First, we’ll look at the ten most common words in each chapter, excluding common words like “the”, “and”, etc.

Show the code

library(hrbrthemes)
library(tidytext)
library(tidyverse)


jeeves_raw <- read_delim('http://aleph.gutenberg.org/6/5/9/7/65974/65974-0.txt', delim = "\t")

jeeves_prepped <- jeeves_raw %>%
  as_tibble() %>%
  rename(text = 1) %>%
  filter(row_number() >= 56) %>% #cheated and looked this up to get rid of preface stuff
  mutate(chapter = ifelse(str_detect(text, "\\d+--"), text, NA)) %>%
  fill(chapter) %>%
  mutate(chapter = trimws(chapter)) %>%
  separate_wider_delim(chapter, '--', names = c("chap_num", "chapter_name")) %>%
  mutate(chap_num = as.integer(chap_num)) %>%
  mutate(chapter_name = fct_reorder(chapter_name, chap_num)) %>%
  group_by(chap_num) %>%
  mutate(linenumber = row_number()) %>%
  ungroup()
  
tidy_jeeves <- jeeves_prepped %>%
  unnest_tokens(output = word, input = text)

tidy_jeeves_no_stop_words <- tidy_jeeves %>%
  anti_join(stop_words)

tidy_jeeves_no_stop_words %>%
  count(chapter_name, word, sort = TRUE) %>%
  group_by(chapter_name) %>%
  arrange(desc(n)) %>%
  mutate(n_rank = row_number()) %>%
  filter(n_rank <= 10) %>%
  mutate(word = reorder_within(word, n, chapter_name)) %>%
  ggplot(aes(word, n)) +
  geom_col(show.legend = FALSE) +
  facet_wrap(~chapter_name, scales = "free_y", ncol = 3) +
  coord_flip() +
  scale_x_reordered()+
  theme_ipsum()

This shows the prevalence of certain characters in each chapter. “Corky” is the most common word in “The Artistic Career of Corky”, for instance, which makes perfect sense. “Sir” is common throughout, as it’s how Jeeves addresses Wooster, while “Wooster” is the top word in the Jeeves chapter, as this is how Jeeves refers to his employer. (Bertie will talk of the Code of the Woosters from time to time, but doesn’t often bring up his own name.)

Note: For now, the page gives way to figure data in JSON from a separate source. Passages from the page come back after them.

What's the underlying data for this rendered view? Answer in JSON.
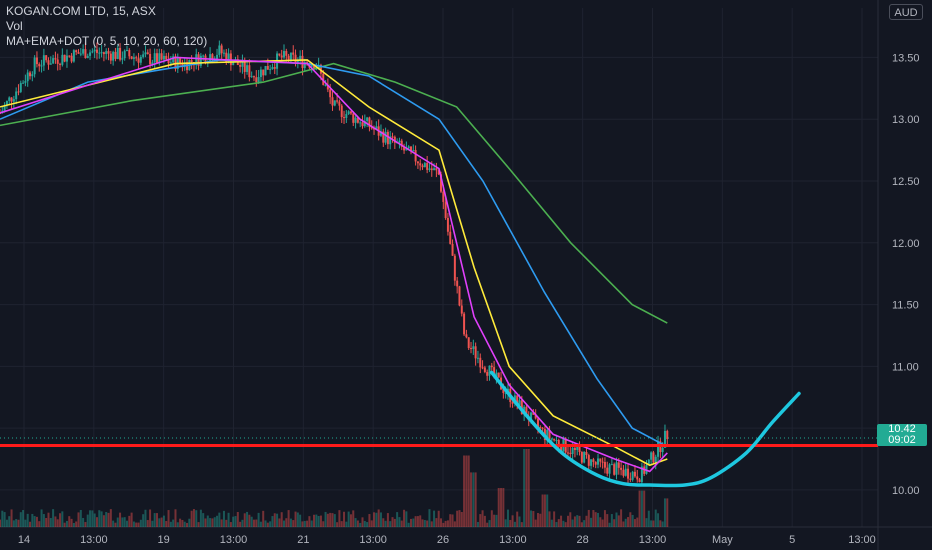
{
  "legend": {
    "symbol_line": "KOGAN.COM LTD, 15, ASX",
    "volume_label": "Vol",
    "indicator_line": "MA+EMA+DOT (0, 5, 10, 20, 60, 120)"
  },
  "currency_badge": "AUD",
  "current_price": {
    "price": "10.42",
    "countdown": "09:02"
  },
  "colors": {
    "background": "#131722",
    "grid": "#1f2330",
    "up_candle": "#26a69a",
    "down_candle": "#ef5350",
    "support_line": "#ff1a1a",
    "cup_curve": "#1ec8e0",
    "ma_blue": "#2e9bf0",
    "ma_green": "#4caf50",
    "ma_yellow": "#ffeb3b",
    "ma_pink": "#e040fb",
    "ma_red": "#ff3d3d",
    "price_tag": "#22ab94"
  },
  "chart_data": {
    "type": "candlestick",
    "y_axis": {
      "range": [
        9.7,
        13.9
      ],
      "ticks": [
        "13.50",
        "13.00",
        "12.50",
        "12.00",
        "11.50",
        "11.00",
        "10.50",
        "10.00"
      ],
      "tick_values": [
        13.5,
        13.0,
        12.5,
        12.0,
        11.5,
        11.0,
        10.5,
        10.0
      ]
    },
    "x_axis": {
      "tick_labels": [
        "14",
        "13:00",
        "19",
        "13:00",
        "21",
        "13:00",
        "26",
        "13:00",
        "28",
        "13:00",
        "May",
        "5",
        "13:00"
      ]
    },
    "horizontal_support_level": 10.36,
    "close_path": [
      {
        "pos": 0.0,
        "value": 13.05
      },
      {
        "pos": 0.04,
        "value": 13.45
      },
      {
        "pos": 0.1,
        "value": 13.55
      },
      {
        "pos": 0.16,
        "value": 13.5
      },
      {
        "pos": 0.21,
        "value": 13.45
      },
      {
        "pos": 0.25,
        "value": 13.55
      },
      {
        "pos": 0.29,
        "value": 13.35
      },
      {
        "pos": 0.32,
        "value": 13.5
      },
      {
        "pos": 0.36,
        "value": 13.45
      },
      {
        "pos": 0.38,
        "value": 13.1
      },
      {
        "pos": 0.42,
        "value": 12.95
      },
      {
        "pos": 0.46,
        "value": 12.75
      },
      {
        "pos": 0.5,
        "value": 12.55
      },
      {
        "pos": 0.53,
        "value": 11.2
      },
      {
        "pos": 0.57,
        "value": 10.85
      },
      {
        "pos": 0.62,
        "value": 10.45
      },
      {
        "pos": 0.68,
        "value": 10.2
      },
      {
        "pos": 0.73,
        "value": 10.12
      },
      {
        "pos": 0.76,
        "value": 10.45
      }
    ],
    "moving_averages": [
      {
        "color": "#4caf50",
        "points": [
          [
            0.0,
            12.95
          ],
          [
            0.15,
            13.15
          ],
          [
            0.3,
            13.3
          ],
          [
            0.38,
            13.45
          ],
          [
            0.45,
            13.3
          ],
          [
            0.52,
            13.1
          ],
          [
            0.58,
            12.6
          ],
          [
            0.65,
            12.0
          ],
          [
            0.72,
            11.5
          ],
          [
            0.76,
            11.35
          ]
        ]
      },
      {
        "color": "#2e9bf0",
        "points": [
          [
            0.0,
            13.0
          ],
          [
            0.1,
            13.3
          ],
          [
            0.25,
            13.48
          ],
          [
            0.35,
            13.45
          ],
          [
            0.42,
            13.35
          ],
          [
            0.5,
            13.0
          ],
          [
            0.55,
            12.5
          ],
          [
            0.62,
            11.6
          ],
          [
            0.68,
            10.9
          ],
          [
            0.72,
            10.5
          ],
          [
            0.76,
            10.35
          ]
        ]
      },
      {
        "color": "#ffeb3b",
        "points": [
          [
            0.0,
            13.1
          ],
          [
            0.2,
            13.45
          ],
          [
            0.35,
            13.48
          ],
          [
            0.42,
            13.1
          ],
          [
            0.5,
            12.75
          ],
          [
            0.54,
            11.8
          ],
          [
            0.58,
            11.0
          ],
          [
            0.63,
            10.6
          ],
          [
            0.7,
            10.35
          ],
          [
            0.74,
            10.2
          ],
          [
            0.76,
            10.25
          ]
        ]
      },
      {
        "color": "#e040fb",
        "points": [
          [
            0.0,
            13.05
          ],
          [
            0.2,
            13.5
          ],
          [
            0.35,
            13.45
          ],
          [
            0.41,
            13.0
          ],
          [
            0.5,
            12.6
          ],
          [
            0.54,
            11.4
          ],
          [
            0.58,
            10.85
          ],
          [
            0.63,
            10.45
          ],
          [
            0.7,
            10.25
          ],
          [
            0.74,
            10.15
          ],
          [
            0.76,
            10.3
          ]
        ]
      }
    ],
    "cup_curve": [
      [
        0.56,
        10.95
      ],
      [
        0.6,
        10.6
      ],
      [
        0.64,
        10.3
      ],
      [
        0.68,
        10.12
      ],
      [
        0.71,
        10.05
      ],
      [
        0.74,
        10.04
      ],
      [
        0.78,
        10.04
      ],
      [
        0.81,
        10.1
      ],
      [
        0.85,
        10.3
      ],
      [
        0.88,
        10.55
      ],
      [
        0.91,
        10.78
      ]
    ],
    "volume_spikes": [
      [
        0.53,
        0.55
      ],
      [
        0.54,
        0.42
      ],
      [
        0.57,
        0.3
      ],
      [
        0.6,
        0.6
      ],
      [
        0.62,
        0.25
      ],
      [
        0.73,
        0.28
      ],
      [
        0.76,
        0.22
      ]
    ]
  }
}
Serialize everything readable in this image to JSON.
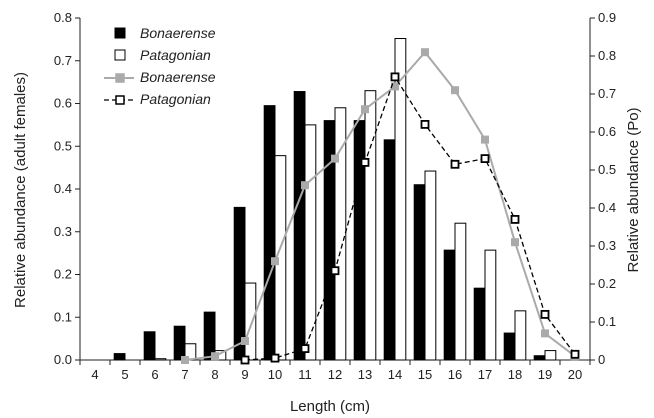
{
  "chart_data": {
    "type": "bar",
    "title": "",
    "xlabel": "Length (cm)",
    "ylabel_left": "Relative abundance (adult females)",
    "ylabel_right": "Relative abundance (Po)",
    "x": [
      4,
      5,
      6,
      7,
      8,
      9,
      10,
      11,
      12,
      13,
      14,
      15,
      16,
      17,
      18,
      19,
      20
    ],
    "x_tick_labels": [
      "4",
      "5",
      "6",
      "7",
      "8",
      "9",
      "10",
      "11",
      "12",
      "13",
      "14",
      "15",
      "16",
      "17",
      "18",
      "19",
      "20"
    ],
    "ylim_left": [
      0,
      0.8
    ],
    "yticks_left": [
      "0.0",
      "0.1",
      "0.2",
      "0.3",
      "0.4",
      "0.5",
      "0.6",
      "0.7",
      "0.8"
    ],
    "ylim_right": [
      0,
      0.9
    ],
    "yticks_right": [
      "0",
      "0.1",
      "0.2",
      "0.3",
      "0.4",
      "0.5",
      "0.6",
      "0.7",
      "0.8",
      "0.9"
    ],
    "legend_position": "top-left",
    "grid": false,
    "bar_series": [
      {
        "name": "Bonaerense",
        "axis": "left",
        "color": "#000000",
        "values": [
          0,
          0.015,
          0.066,
          0.079,
          0.112,
          0.357,
          0.595,
          0.628,
          0.56,
          0.56,
          0.515,
          0.41,
          0.257,
          0.168,
          0.063,
          0.01,
          0
        ]
      },
      {
        "name": "Patagonian",
        "axis": "left",
        "color": "#ffffff",
        "values": [
          0,
          0,
          0.003,
          0.038,
          0.022,
          0.18,
          0.478,
          0.55,
          0.59,
          0.63,
          0.752,
          0.442,
          0.32,
          0.257,
          0.115,
          0.022,
          0
        ]
      }
    ],
    "line_series": [
      {
        "name": "Bonaerense",
        "axis": "right",
        "color": "#aaaaaa",
        "dash": "solid",
        "marker": "filled-square",
        "x": [
          7,
          8,
          9,
          10,
          11,
          12,
          13,
          14,
          15,
          16,
          17,
          18,
          19,
          20
        ],
        "values": [
          0.0,
          0.01,
          0.05,
          0.26,
          0.46,
          0.53,
          0.66,
          0.72,
          0.81,
          0.71,
          0.58,
          0.31,
          0.07,
          0.01
        ]
      },
      {
        "name": "Patagonian",
        "axis": "right",
        "color": "#000000",
        "dash": "dashed",
        "marker": "open-square",
        "x": [
          9,
          10,
          11,
          12,
          13,
          14,
          15,
          16,
          17,
          18,
          19,
          20
        ],
        "values": [
          0.0,
          0.005,
          0.03,
          0.235,
          0.52,
          0.745,
          0.62,
          0.515,
          0.53,
          0.37,
          0.12,
          0.015
        ]
      }
    ]
  }
}
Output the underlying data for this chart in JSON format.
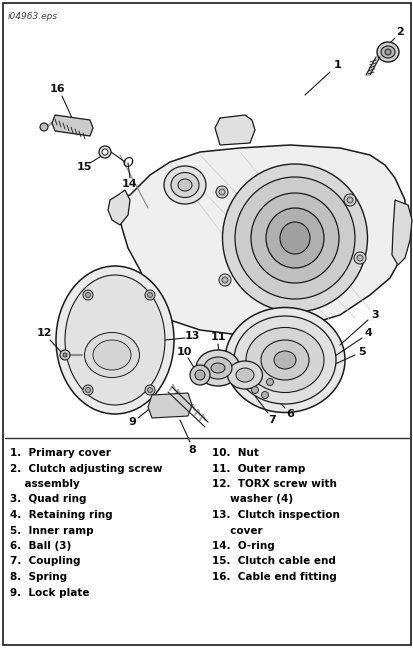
{
  "file_label": "i04963.eps",
  "bg_color": "#ffffff",
  "border_color": "#000000",
  "text_color": "#000000",
  "legend_left": [
    "1.  Primary cover",
    "2.  Clutch adjusting screw",
    "    assembly",
    "3.  Quad ring",
    "4.  Retaining ring",
    "5.  Inner ramp",
    "6.  Ball (3)",
    "7.  Coupling",
    "8.  Spring",
    "9.  Lock plate"
  ],
  "legend_right": [
    "10.  Nut",
    "11.  Outer ramp",
    "12.  TORX screw with",
    "     washer (4)",
    "13.  Clutch inspection",
    "     cover",
    "14.  O-ring",
    "15.  Clutch cable end",
    "16.  Cable end fitting"
  ],
  "font_size_legend": 7.5,
  "line_color": "#1a1a1a",
  "light_gray": "#e8e8e8",
  "mid_gray": "#c8c8c8",
  "dark_gray": "#888888"
}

We can compare word usage across chapters 1-9 against the Jeeves chapter to see if there’s a change in word usage. We’ll use the log odds (see chapter 7 of “Text Mining with R“) to get the difference. We won’t focus so much on the values as the words themselves.

Show the code

jeeves_ratio <- tidy_jeeves_no_stop_words %>%
  mutate(author = ifelse(chap_num == 10, 'Jeeves', 'Wooster')) %>%
  count(word, author) %>%
  group_by(word) %>%
  filter(sum(n) >= 10) %>%
  ungroup() %>%
  pivot_wider(names_from = author, values_from = n, values_fill = 0) %>%
  mutate_if(is.numeric, list(~(. + 1) / (sum(.) + 1))) %>%
  mutate(logratio = log(Jeeves / Wooster)) %>%
  arrange(desc(logratio))

jeeves_ratio %>%
  group_by(logratio < 0) %>%
  slice_max(abs(logratio), n = 15) %>% 
  ungroup() %>%
  mutate(word = reorder(word, logratio)) %>%
  ggplot(aes(word, logratio, fill = logratio < 0)) +
  geom_col(show.legend = FALSE) +
  coord_flip() +
  ylab("log odds ratio (Jeeves/Wooster)") +
  scale_fill_discrete(name = "", labels = c("Jeeves", "Wooster"))+
  theme_ipsum()+
  scale_fill_manual(values = c('#889185', '#5A93C1'))

This is largely story driven - chapter 10 deals with Ms Tomlison and a young ladies school that Bertie gives a disastrous speech at. Chapter 10 uses “Wooster” rather than “Bertie”, again showing Jeeve’s preference in addressing the character. Bertie’s end is more likely to refer to characters and relatives who aren’t in chapter 10.

All in all, it’s a fun exercise, but in the end, you’re still better off reading Wodehouse. If you haven’t, I guarantee it’s worth your time.